Song of the Month - January 2023 - "Especially"
Bret Hartley said to me something to the effect of “Here is my best Johnny Marr. Give me your best Morrissey.”
The result is “Especially,” the Single of the Month for January 2023 from Branches Breaking from the Weight.
Morrissey has been a familiar voice around my house decades. For 20 years, we’ve had an iPod with somewhere between 1,500 and 2,000 songs on it, and its music serves as ambience while we cook or eat or hang out. It gets turned on after work and occasionally doesn’t get turned off until we go to bed. Of these 2,000-ish songs, a few have been on there for the entire 20 years—most of the songs on R.E.M.’s first five albums; a smattering of 90s hits by Nada Surf, Counting Crows, and Matthew Sweet; and a good portion of the Smiths’ catalog. Of course, I’d flipped out over the Smiths and Morrissey’s solo work long before then, but these days, this iPod is where I hear Morrissey most of the time. It’s hard to imagine a musical artist who’s been as ubiquitous in my life as Morrissey. Maybe R.E.M. Maybe the Replacements. Short list.

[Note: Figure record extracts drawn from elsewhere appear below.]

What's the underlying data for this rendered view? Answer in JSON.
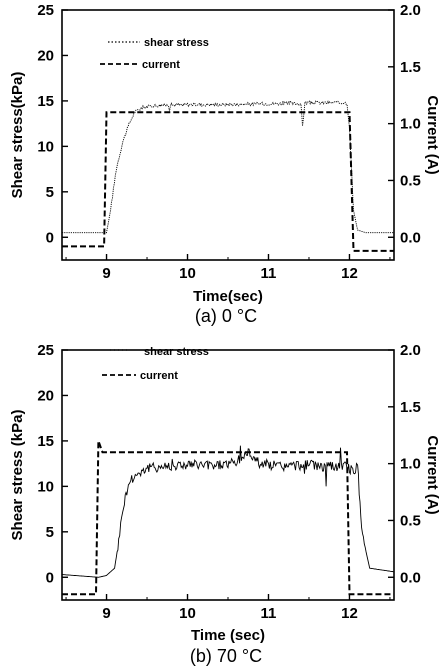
{
  "chart_data": [
    {
      "type": "line",
      "caption": "(a) 0 °C",
      "xlabel": "Time(sec)",
      "ylabel": "Shear stress(kPa)",
      "y2label": "Current (A)",
      "xlim": [
        8.45,
        12.55
      ],
      "ylim": [
        -2.5,
        25
      ],
      "y2lim": [
        -0.2,
        2.0
      ],
      "xticks": [
        "9",
        "10",
        "11",
        "12"
      ],
      "yticks": [
        "0",
        "5",
        "10",
        "15",
        "20",
        "25"
      ],
      "y2ticks": [
        "0.0",
        "0.5",
        "1.0",
        "1.5",
        "2.0"
      ],
      "legend_position": "top-center",
      "grid": false,
      "series": [
        {
          "name": "shear stress",
          "axis": "left",
          "style": "dotted",
          "x": [
            8.45,
            9.0,
            9.05,
            9.12,
            9.2,
            9.28,
            9.35,
            9.45,
            9.6,
            10.0,
            10.5,
            11.0,
            11.4,
            11.42,
            11.45,
            11.8,
            11.97,
            12.0,
            12.05,
            12.1,
            12.2,
            12.55
          ],
          "y": [
            0.5,
            0.5,
            3.0,
            7.5,
            10.5,
            12.5,
            13.8,
            14.3,
            14.5,
            14.6,
            14.6,
            14.7,
            14.7,
            12.2,
            14.8,
            14.8,
            14.8,
            12.0,
            3.0,
            0.8,
            0.5,
            0.5
          ]
        },
        {
          "name": "current",
          "axis": "right",
          "style": "dashed",
          "x": [
            8.45,
            8.97,
            9.0,
            9.05,
            11.95,
            12.0,
            12.05,
            12.55
          ],
          "y": [
            -0.08,
            -0.08,
            1.1,
            1.1,
            1.1,
            1.1,
            -0.12,
            -0.12
          ]
        }
      ]
    },
    {
      "type": "line",
      "caption": "(b) 70 °C",
      "xlabel": "Time (sec)",
      "ylabel": "Shear stress (kPa)",
      "y2label": "Current (A)",
      "xlim": [
        8.45,
        12.55
      ],
      "ylim": [
        -2.5,
        25
      ],
      "y2lim": [
        -0.2,
        2.0
      ],
      "xticks": [
        "9",
        "10",
        "11",
        "12"
      ],
      "yticks": [
        "0",
        "5",
        "10",
        "15",
        "20",
        "25"
      ],
      "y2ticks": [
        "0.0",
        "0.5",
        "1.0",
        "1.5",
        "2.0"
      ],
      "legend_position": "top-center",
      "grid": false,
      "series": [
        {
          "name": "shear stress",
          "axis": "left",
          "style": "solid-noisy",
          "x": [
            8.45,
            8.9,
            9.0,
            9.1,
            9.15,
            9.2,
            9.25,
            9.3,
            9.4,
            9.5,
            9.7,
            10.0,
            10.3,
            10.6,
            10.75,
            10.9,
            11.2,
            11.5,
            11.7,
            11.9,
            12.0,
            12.05,
            12.1,
            12.15,
            12.25,
            12.55
          ],
          "y": [
            0.3,
            0.0,
            0.2,
            1.0,
            4.0,
            7.5,
            9.5,
            10.8,
            11.5,
            12.0,
            12.2,
            12.4,
            12.3,
            12.6,
            13.8,
            12.5,
            12.2,
            12.4,
            12.1,
            12.3,
            12.0,
            11.5,
            12.5,
            5.0,
            1.0,
            0.6
          ]
        },
        {
          "name": "current",
          "axis": "right",
          "style": "dashed",
          "x": [
            8.45,
            8.87,
            8.9,
            8.95,
            9.1,
            11.97,
            12.0,
            12.55
          ],
          "y": [
            -0.15,
            -0.15,
            1.2,
            1.1,
            1.1,
            1.1,
            -0.15,
            -0.15
          ]
        }
      ]
    }
  ]
}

I wrote an essay about Morrissey’s work for a publication that has since gone dark, but the gist of my piece was that we love Morrissey’s music because it gives dignity to our personal laments. I am a midwestern boy. I tend to keep myself from expressing my travails too freely. To put it another way, I have a serious aversion to whining, especially my own, and therefore I keep it to myself most of the time. For those like me, Morrissey’s laments in his music allow us to process the similar conflicts we feel during our lives and don’t express. In this way, Morrissey acts as a sort of real-life surrogate for this part of ourselves. We don’t always get what we want, and sometimes we’re not big on complaining about it, so we let Morrissey do it for us. Listening to his music and going through this process feels good. Hopefully, it allows us to move beyond the pain to the more productive and fulfilling aspects of our lives. I think popular music plays a similar role for most people. I know Refreshments fans have expressed similar things to me about our music and the role it plays in their lives.

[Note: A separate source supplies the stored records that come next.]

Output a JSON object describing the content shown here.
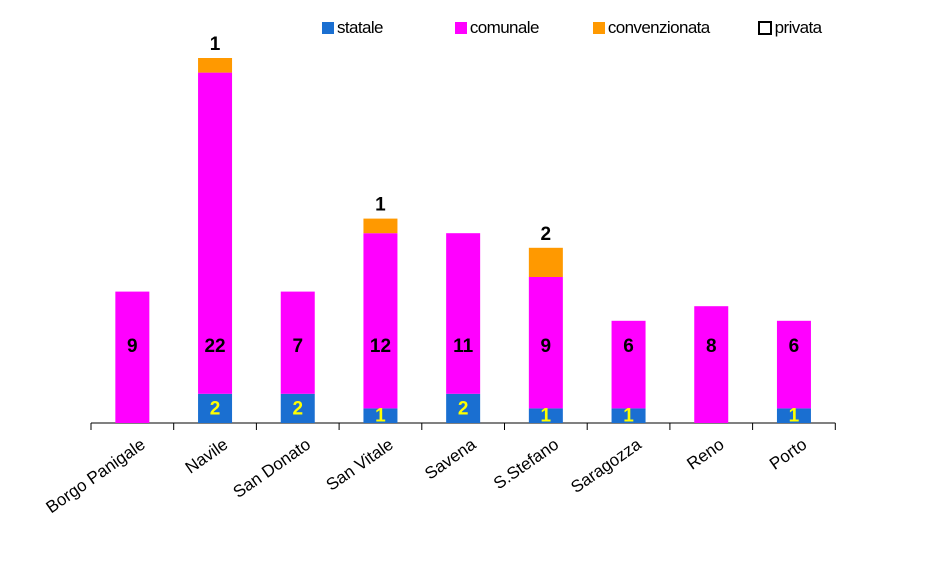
{
  "chart_data": {
    "type": "bar",
    "stacked": true,
    "categories": [
      "Borgo Panigale",
      "Navile",
      "San Donato",
      "San Vitale",
      "Savena",
      "S.Stefano",
      "Saragozza",
      "Reno",
      "Porto"
    ],
    "series": [
      {
        "name": "statale",
        "color": "#1a6fd1",
        "values": [
          0,
          2,
          2,
          1,
          2,
          1,
          1,
          0,
          1
        ]
      },
      {
        "name": "comunale",
        "color": "#ff00ff",
        "values": [
          9,
          22,
          7,
          12,
          11,
          9,
          6,
          8,
          6
        ]
      },
      {
        "name": "convenzionata",
        "color": "#ff9900",
        "values": [
          0,
          1,
          0,
          1,
          0,
          2,
          0,
          0,
          0
        ]
      },
      {
        "name": "privata",
        "color": "#ffffff",
        "values": [
          0,
          0,
          0,
          0,
          0,
          0,
          0,
          0,
          0
        ]
      }
    ],
    "data_labels": {
      "statale": [
        "",
        "2",
        "2",
        "1",
        "2",
        "1",
        "1",
        "",
        "1"
      ],
      "comunale": [
        "9",
        "22",
        "7",
        "12",
        "11",
        "9",
        "6",
        "8",
        "6"
      ],
      "convenzionata": [
        "",
        "1",
        "",
        "1",
        "",
        "2",
        "",
        "",
        ""
      ]
    },
    "legend_position": "top",
    "grid": false,
    "ylim": [
      0,
      25
    ],
    "title": "",
    "xlabel": "",
    "ylabel": ""
  }
}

As a songwriter, it’s impossible for me to hear someone like Morrissey and not, on some level, wonder if I could do it too. What makes his work so effective? Why don’t I try it? Still, I don’t expect I ever would have given it a go if Bret hadn’t suggested it.
Bret and Kevin’s hunk felt special to me. It had one of my favorite Bret hooks, a meandering walking line low on the fretboard that ended on a minor chord, and Kevin’s drums felt driven and deliberate, reminding me of his approach to “Kingdom Come.” Everybody seemed to understand that this was an important song for the overall range of styles and emotions on the album. The singer needed to show up.
The verse lines came from imagining the ultimate failure of a thing I’d been trying to accomplish for months. This thing was important to me, and it involved someone else with more power than me doing something that would make my accomplishment complete. It wasn’t complete, but I was hopeful it would be complete soon. Imagine I was sending my demo to a record label in the hopes that I’d get signed. That’s not what it was, but that’s the kind of thing I’m talking about. The thing hadn’t failed yet, but to inspire the Morrissey-esque emotions I wanted in the song, I had to imagine it had already failed.
While the verse deals with my frustration—in this imagined scenario—with the other party not agreeing to help me with my accomplishment, the chorus puts the failure back on me. “It’s not you, it’s me.” In the above example, my demo wasn’t good enough. I’m not a good enough songwriter or musician. I’m a failure.
I like to think the finished song dramatizes, when we don’t get what we want in life, the way we bounce blame back and forth in search of a cause. We blame someone else—anyone else, everyone else—then we blame ourselves. It’s a cycle marked by extremes. It’s definitely all your fault, then it’s definitely all mine. It can be a hard cycle to get past, but we do it all the time. Music helps.
So, that’s where the lyrics of “Especially” came from. I was more or less imagining pain that hadn’t happened yet, but it felt real, just like Morrissey’s songs feel real.